WAITING AS I WAIT

Standing in a one-track train station without a timetable, I wait for a train the ghosts say never comes but once a lifetime.

Of course, I ignore them—they are ghosts, after all, incorporeal beings always losing their shapes and everything contained in those shapes, while I am still alive and full of the confidence and surety of my rightness that only the living possess, packaged tightly within my solid form—keeping my eyes on the horizon I imagine the train will come from.

Time upon time a train arrives, coming from the opposite horizon, suddenly there as though it had always been there and my eyes had failed to see it, silent, vapor caressing its fading silver skin, stunted reflections showing in its carapace that do not seem to match any part of the station surrounding it. I go to board, but cannot, and am told without words being spoken—the knowledge suddenly appearing in my head, absent one moment, present the next—that only ghosts are allowed on this train, and I am not a ghost, not yet; this train and all the trains I have seen are not the train I am waiting for, but I do not know this, cannot know this, until I try to board them, and the unspoken words appear in my head, and so I try to board all of them, sure that this one—this very one!—will be the very one for me.

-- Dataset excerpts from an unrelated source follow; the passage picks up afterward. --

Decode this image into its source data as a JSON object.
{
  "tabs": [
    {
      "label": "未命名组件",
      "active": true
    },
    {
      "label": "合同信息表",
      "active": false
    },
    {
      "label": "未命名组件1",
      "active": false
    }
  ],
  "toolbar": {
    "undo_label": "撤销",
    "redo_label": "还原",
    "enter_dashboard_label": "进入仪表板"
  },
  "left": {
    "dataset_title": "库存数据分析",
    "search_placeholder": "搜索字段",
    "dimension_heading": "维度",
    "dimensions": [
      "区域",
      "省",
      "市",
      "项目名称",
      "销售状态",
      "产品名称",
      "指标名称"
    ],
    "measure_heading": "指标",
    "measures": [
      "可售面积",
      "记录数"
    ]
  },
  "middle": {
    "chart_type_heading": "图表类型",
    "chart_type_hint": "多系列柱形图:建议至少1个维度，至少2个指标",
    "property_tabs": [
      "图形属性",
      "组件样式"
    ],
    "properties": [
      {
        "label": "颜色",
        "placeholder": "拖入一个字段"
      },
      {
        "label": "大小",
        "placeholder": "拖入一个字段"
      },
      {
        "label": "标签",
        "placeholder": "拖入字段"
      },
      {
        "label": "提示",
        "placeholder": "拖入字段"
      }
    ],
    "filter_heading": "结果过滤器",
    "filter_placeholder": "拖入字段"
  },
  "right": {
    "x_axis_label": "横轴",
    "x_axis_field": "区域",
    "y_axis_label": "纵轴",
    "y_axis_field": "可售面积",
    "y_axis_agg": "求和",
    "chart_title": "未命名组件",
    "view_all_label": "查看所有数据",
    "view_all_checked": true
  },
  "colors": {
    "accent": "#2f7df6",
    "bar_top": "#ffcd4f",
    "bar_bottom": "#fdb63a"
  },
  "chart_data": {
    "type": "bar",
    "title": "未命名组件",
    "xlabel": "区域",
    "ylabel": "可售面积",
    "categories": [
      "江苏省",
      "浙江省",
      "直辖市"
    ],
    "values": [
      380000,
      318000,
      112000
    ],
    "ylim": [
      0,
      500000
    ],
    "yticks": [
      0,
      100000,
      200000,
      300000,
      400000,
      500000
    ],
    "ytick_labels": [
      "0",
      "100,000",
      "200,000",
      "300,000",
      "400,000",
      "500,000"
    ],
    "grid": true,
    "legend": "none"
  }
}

The ghosts cover their phantom mouths as they snigger, having found their prescribed seats. As one they whisper, 'Not yet, not yet', as the train pulls out and speeds to the horizon I have spent a lifetime searching, and I can hear them clearly, though the windows of the train are thick and remain unopen; I imagine I can see the air between us vibrating as their voices travel towards me even as the train pulls away.

Not yet. No, not yet. But life is not forever, not in any singular sense, which is the only sense that matters when one only has one life, and I will wait at this station, now turning my head from horizon to horizon—though I am reasonably confident that my train will come from the horizon I have long been watching—until ‘not yet’ becomes ‘now’, and a train appears that I am able to board, the seat awaiting me, and no one else, known to me as soon as I lay eyes upon it.